How to Land Hard-To-Get Sales Meetings with Targeted Content

How to Land Hard-To-Get Sales Meetings with Targeted Content

Targeted content can help convince high-level decision-makers and executives to accept your sales meeting request.

There are many benefits to content marketing, but did you know it can help you land that next impossible-to-get sales meeting?

According to expert marketer Stu Heinecke’s new book, How to Get a Meeting with Anyone, top sales professionals use personalized content to target high-level relationships in what he calls “a shadow practice,” which has been extremely effective at reaching critical, hard-to-reach contacts.

In these campaigns, content is targeted to make the connection with the right people — without any obvious pursuit — and secure those hard-to-get meetings. This can be a game-changer for your business.

Heinecke’s book pools the advice of the top 100 sales thought leaders in the world. He recently shared some of his findings with Harvard Business Review.

Here are some key takeaways:

  • You can use content marketing to combine marketing and selling, employing specific campaigns to connect with high-level decision-makers and specific C-level executives. Finding a few dozen of the correct high-level relationships can quickly elevate the scale of your business.
  • When approaching connections derived from content, Heinecke found that response rates averaged from 60% to 80%, with some campaigns actually hitting 100%.
  • The greatest success is associated with content that delivers something of value. Share the personality of your brand, but offer no sales pitch. “Your first mission is simply to create a connection, to establish yourself as someone they’ll want to listen to,” Heinecke states.
  • You should offer something more, to be delivered at the meeting. The point is to continue to add value to the relationship. For example, offer to bring relevant research, a white paper, or a free audit of the executive’s business to the first meeting.
  • Once face to face, continue to engage in conversation that provides insight to what the contact’s business challenges are.

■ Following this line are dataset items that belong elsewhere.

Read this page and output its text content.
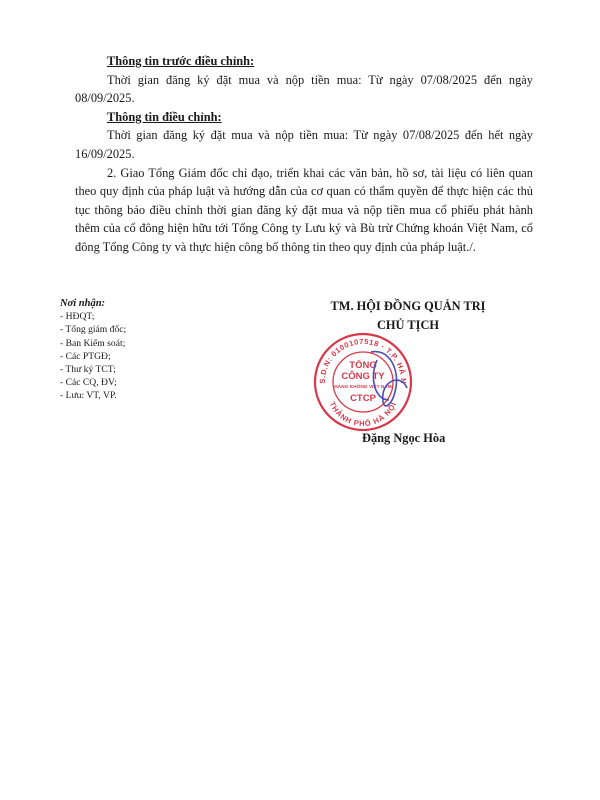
Thông tin trước điều chỉnh:

Thời gian đăng ký đặt mua và nộp tiền mua: Từ ngày 07/08/2025 đến ngày 08/09/2025.

Thông tin điều chỉnh:

Thời gian đăng ký đặt mua và nộp tiền mua: Từ ngày 07/08/2025 đến hết ngày 16/09/2025.

2. Giao Tổng Giám đốc chỉ đạo, triển khai các văn bản, hồ sơ, tài liệu có liên quan theo quy định của pháp luật và hướng dẫn của cơ quan có thẩm quyền để thực hiện các thủ tục thông báo điều chỉnh thời gian đăng ký đặt mua và nộp tiền mua cổ phiếu phát hành thêm của cổ đông hiện hữu tới Tổng Công ty Lưu ký và Bù trừ Chứng khoán Việt Nam, cổ đông Tổng Công ty và thực hiện công bố thông tin theo quy định của pháp luật./.

Nơi nhận:
- HĐQT;
- Tổng giám đốc;
- Ban Kiểm soát;
- Các PTGĐ;
- Thư ký TCT;
- Các CQ, ĐV;
- Lưu: VT, VP.
TM. HỘI ĐỒNG QUẢN TRỊ
CHỦ TỊCH
S.D.N: 0100107518 · T.P. HÀ N
THÀNH PHỐ HÀ NỘI
TỔNG
CÔNG TY
HÀNG KHÔNG VIỆT NAM
CTCP
Đặng Ngọc Hòa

Refrain from a sales pitch, but share examples of other companies with similar challenges, which have benefited from your specific product or solution. Tell a story — similar to what your content marketing does.

Content can help you make important connections — just ask NoWait

The same HBR article also shares the story of the founders of NoWait, a mobile application which allows diners to put their name on the waitlist of a restaurant from a remote location.

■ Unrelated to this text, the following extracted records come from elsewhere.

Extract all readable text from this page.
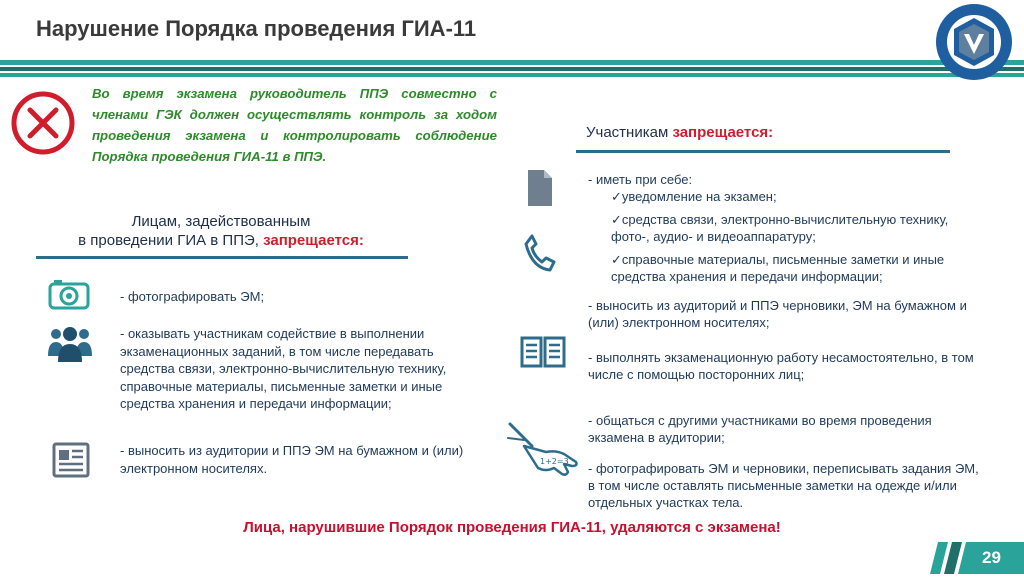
Нарушение Порядка проведения ГИА-11
Во время экзамена руководитель ППЭ совместно с членами ГЭК должен осуществлять контроль за ходом проведения экзамена и контролировать соблюдение Порядка проведения ГИА-11 в ППЭ.
Лицам, задействованным
в проведении ГИА в ППЭ, запрещается:
- фотографировать ЭМ;
- оказывать участникам содействие в выполнении экзаменационных заданий, в том числе передавать средства связи, электронно-вычислительную технику, справочные материалы, письменные заметки и иные средства хранения и передачи информации;
- выносить из аудитории и ППЭ ЭМ на бумажном и (или) электронном носителях.
Участникам запрещается:
1+2=3
- иметь при себе:
✓уведомление на экзамен;
✓средства связи, электронно-вычислительную технику, фото-, аудио- и видеоаппаратуру;
✓справочные материалы, письменные заметки и иные средства хранения и передачи информации;
- выносить из аудиторий и ППЭ черновики, ЭМ на бумажном и (или) электронном носителях;
- выполнять экзаменационную работу несамостоятельно, в том числе с помощью посторонних лиц;
- общаться с другими участниками во время проведения экзамена в аудитории;
- фотографировать ЭМ и черновики, переписывать задания ЭМ, в том числе оставлять письменные заметки на одежде и/или отдельных участках тела.
Лица, нарушившие Порядок проведения ГИА-11, удаляются с экзамена!
29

With a minuscule budget, the NoWait founders used targeted content as the basis for their entire launch strategy. They sent personalized videos on iPads in custom packaging to the CEOs of the 30 top restaurant chains. Their highly targeted approach allowed the company to focus on the exact people who could do them the most good — the decision-makers of the biggest brands in the industry. The app is already used by more than half of their targeted companies.